Referiu que o ingresso não pode ser automático, não apenas porque, para cada ano, o Executivo tem de prever no Orçamento Geral do Estado recursos para suportar as despesas com os novos funcionários, como, também, para garantir que exista um mínimo de qualificação acadêmica e competência da parte daqueles em cujas mãos se coloca a saúde e as vidas dos cidadãos.

PIIM e o Fundo Soberano são para continuar

O país comemorou, neste mês de Junho, o primeiro aniversário do lançamento do Plano Integrado de Intervenção nos Municípios (PIIM), com a inauguração das primeiras obras na província da Huíla, ao que se seguirão outras por praticamente todos os municípios do país. 

João Lourenço lembrou que quando se anunciou o referido programa surgiram vozes contrárias, com o argumento segundo o qual o Governo estará a comprometer o futuro das gerações vindouras usando recursos do Fundo Soberano. 

“Os mesmos que se insurgiram publicamente contra a mão caridosa das organizações da sociedade civil que distribuíram alimentos aos necessitados, são os que não querem ver o Executivo levar para os municípios os serviços públicos mais próximos do cidadão”, lamentou.  
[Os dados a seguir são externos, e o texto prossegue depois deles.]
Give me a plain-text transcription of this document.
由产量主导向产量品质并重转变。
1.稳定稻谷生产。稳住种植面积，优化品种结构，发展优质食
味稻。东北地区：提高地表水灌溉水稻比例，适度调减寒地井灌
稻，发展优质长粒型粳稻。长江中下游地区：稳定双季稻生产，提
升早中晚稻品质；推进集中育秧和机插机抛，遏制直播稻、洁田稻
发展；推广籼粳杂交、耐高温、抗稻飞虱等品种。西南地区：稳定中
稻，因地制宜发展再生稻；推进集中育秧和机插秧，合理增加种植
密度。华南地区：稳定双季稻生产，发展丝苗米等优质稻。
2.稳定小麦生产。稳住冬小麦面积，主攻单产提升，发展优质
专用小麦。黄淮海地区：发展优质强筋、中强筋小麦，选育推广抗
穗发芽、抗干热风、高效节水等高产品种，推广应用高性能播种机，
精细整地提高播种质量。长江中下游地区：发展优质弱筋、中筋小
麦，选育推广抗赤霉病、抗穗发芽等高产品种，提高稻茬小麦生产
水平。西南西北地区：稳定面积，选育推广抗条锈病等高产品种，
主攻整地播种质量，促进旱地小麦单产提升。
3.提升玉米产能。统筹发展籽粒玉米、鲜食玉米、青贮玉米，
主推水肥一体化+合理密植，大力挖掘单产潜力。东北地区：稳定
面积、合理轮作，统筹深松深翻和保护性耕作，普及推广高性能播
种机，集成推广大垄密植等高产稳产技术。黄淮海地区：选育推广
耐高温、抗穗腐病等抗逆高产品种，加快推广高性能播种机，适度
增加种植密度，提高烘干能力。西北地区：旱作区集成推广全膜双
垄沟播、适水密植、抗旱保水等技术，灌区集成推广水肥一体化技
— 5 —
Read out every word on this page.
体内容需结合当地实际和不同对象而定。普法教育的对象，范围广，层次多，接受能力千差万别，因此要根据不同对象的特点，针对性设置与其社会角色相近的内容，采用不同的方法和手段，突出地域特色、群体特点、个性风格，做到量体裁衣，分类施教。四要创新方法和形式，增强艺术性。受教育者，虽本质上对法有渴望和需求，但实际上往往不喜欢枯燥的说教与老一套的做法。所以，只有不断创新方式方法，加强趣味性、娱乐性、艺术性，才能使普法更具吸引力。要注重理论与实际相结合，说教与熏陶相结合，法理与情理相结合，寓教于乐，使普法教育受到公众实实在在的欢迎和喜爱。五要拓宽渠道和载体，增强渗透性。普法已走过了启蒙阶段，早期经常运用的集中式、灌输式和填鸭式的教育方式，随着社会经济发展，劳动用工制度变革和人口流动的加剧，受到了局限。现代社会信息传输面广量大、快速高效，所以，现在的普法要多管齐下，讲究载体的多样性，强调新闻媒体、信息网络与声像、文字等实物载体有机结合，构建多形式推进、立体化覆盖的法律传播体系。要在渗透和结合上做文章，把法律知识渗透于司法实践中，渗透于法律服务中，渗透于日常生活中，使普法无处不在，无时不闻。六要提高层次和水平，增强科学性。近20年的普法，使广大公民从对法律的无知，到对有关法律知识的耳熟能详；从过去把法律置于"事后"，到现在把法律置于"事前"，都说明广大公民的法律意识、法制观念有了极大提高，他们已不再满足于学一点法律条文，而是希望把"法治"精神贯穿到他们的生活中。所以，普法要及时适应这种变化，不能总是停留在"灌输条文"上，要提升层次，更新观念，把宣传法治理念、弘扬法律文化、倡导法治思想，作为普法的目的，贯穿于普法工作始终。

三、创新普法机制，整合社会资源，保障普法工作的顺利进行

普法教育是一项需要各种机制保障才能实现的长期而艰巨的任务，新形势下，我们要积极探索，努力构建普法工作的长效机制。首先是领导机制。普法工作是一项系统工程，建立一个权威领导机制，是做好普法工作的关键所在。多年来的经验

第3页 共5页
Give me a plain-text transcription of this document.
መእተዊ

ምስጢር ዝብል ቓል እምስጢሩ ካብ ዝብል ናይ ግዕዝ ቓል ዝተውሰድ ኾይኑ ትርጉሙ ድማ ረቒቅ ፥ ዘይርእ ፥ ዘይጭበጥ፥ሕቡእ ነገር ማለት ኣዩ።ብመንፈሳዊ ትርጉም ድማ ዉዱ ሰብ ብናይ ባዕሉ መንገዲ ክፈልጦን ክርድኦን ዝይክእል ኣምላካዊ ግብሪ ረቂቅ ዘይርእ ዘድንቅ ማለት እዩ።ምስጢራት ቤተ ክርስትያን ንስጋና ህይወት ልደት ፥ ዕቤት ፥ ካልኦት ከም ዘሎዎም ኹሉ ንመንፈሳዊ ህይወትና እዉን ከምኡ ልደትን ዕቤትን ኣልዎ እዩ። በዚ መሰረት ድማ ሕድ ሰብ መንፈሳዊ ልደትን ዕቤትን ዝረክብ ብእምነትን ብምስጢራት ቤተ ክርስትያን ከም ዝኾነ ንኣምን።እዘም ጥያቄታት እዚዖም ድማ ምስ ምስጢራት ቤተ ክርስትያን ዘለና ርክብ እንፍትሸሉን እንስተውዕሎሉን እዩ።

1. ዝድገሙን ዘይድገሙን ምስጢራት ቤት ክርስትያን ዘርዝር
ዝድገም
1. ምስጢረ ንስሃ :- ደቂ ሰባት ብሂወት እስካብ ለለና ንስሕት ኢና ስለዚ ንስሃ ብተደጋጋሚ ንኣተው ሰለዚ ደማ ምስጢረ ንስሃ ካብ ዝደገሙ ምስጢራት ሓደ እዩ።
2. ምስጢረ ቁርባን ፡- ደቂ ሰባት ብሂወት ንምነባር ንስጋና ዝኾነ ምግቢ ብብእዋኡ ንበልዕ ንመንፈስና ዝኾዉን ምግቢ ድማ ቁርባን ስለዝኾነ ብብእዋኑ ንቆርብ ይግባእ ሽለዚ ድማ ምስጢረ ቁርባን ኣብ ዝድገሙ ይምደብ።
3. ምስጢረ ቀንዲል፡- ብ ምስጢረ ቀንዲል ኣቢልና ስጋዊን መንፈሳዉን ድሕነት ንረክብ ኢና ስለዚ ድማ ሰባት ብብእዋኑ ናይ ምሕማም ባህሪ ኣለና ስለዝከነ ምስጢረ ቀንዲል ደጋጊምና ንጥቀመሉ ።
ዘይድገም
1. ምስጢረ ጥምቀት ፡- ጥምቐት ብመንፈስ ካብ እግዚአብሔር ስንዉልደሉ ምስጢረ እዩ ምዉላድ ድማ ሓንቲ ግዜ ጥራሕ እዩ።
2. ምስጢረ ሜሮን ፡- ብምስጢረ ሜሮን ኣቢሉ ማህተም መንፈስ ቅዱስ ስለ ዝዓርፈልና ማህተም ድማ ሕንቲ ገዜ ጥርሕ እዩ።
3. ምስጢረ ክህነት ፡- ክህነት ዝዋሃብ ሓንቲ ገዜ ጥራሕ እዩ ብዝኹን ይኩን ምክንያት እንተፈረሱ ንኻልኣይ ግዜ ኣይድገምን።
Aos angolanos, João Lourenço assegurou que o Governo não acabou com o Fundo Soberano, anunciando que vai continuar a existir e a servir o fim para o qual foi criado.  

“Os Fundos Soberanos não têm de ter necessariamente aquele valor inicial tão elevado, a julgar pela experiência dos países com Fundos mais pequenos e melhor geridos”, frisou.  

Para João Lourenço, nesta fase de crise económica, o Executivo usou apenas parte dos valores do Fundo Soberano para um fim nobre, o de criar infra-estruturas sociais, escolares, hospitalares, administrativas, de água e de energia ali onde se faz a vida do cidadão, nos municípios.  

Tudo isso, frisou, foi feito ao abrigo do regulamento de gestão do próprio Fundo Soberano, que nestes casos admite tal possibilidade. 

Reconciliação é um facto

O país está em paz há já 18 anos. Durante este período, João Lourenço diz que se conseguiu ultrapassar a desconfiança então reinante entre os angolanos.

“Estamos hoje a construir uma sociedade democrática, onde ser-se militante de um partido político não é sinónimo de superioridade para com os demais cidadãos, nem confere privilégios especiais”, explicou, tendo acrescentado que “isto nada tem a ver com a disputa política entre as forças partidárias e o direito de uns fazerem oposição ao poder, nos termos da lei e da ética política”.

Por outro lado, o Presidente fez saber que os canais de diálogo estão abertos a todos, sobretudo para os líderes partidários que têm no hemiciclo do Parlamento, com suas emissões hoje transmitidas em directo, a arena perfeita para se exprimirem livremente. Ainda neste segmento da abertura, João Lourenço destacou igualmente a comunicação social, o Conselho da República e a possibilidade real das audiências com o Presidente da República.

“Como podemos observar, o leque de oportunidades de diálogo é bastante vasto”, apontou.

Ainda segundo João Lourenço, num momento em que se está a trabalhar na consolidação da reconciliação nacional, com o lançamento e preparação das cerimónias de homenagem às vítimas dos diferentes conflitos vividos no país desde a sua Independência, há a tendência de ressurgir o discurso político baseado na mentira, no insulto verbal contra o adversário e contra os titulares das principais instituições do poder do Estado, o que não parece coadunar-se com a sociedade pacífica que se está a construir.

Economia nacional é prioridade

Ainda na reunião, João Lourenço disse que mesmo no actual contexto de pandemia da Covid-19, a prioridade do seu governo continua a ser a economia nacional, a necessidade da sua diversificação, o aumento da produção local de bens e de serviços, o aumento das exportações e, consequentemente, o aumento da oferta de postos de trabalho.

“Esta foi sempre e continua a ser a prioridade das prioridades do Executivo”, assegurou.

Porém, não obstante os constrangimentos existentes, como o grande endividamento público na sequência das linhas de financiamento de que o país beneficiou num passado recente para a recuperação das suas infra-estruturas e a fraca capacidade de geração de cambiais, mesmo assim, o governante disse que muito vem sendo feito no sentido da criação de um ambiente mais favorável para o investimento privado, onde, entre outras medidas, se enquadra também o combate contra a impunidade e contra a corrupção.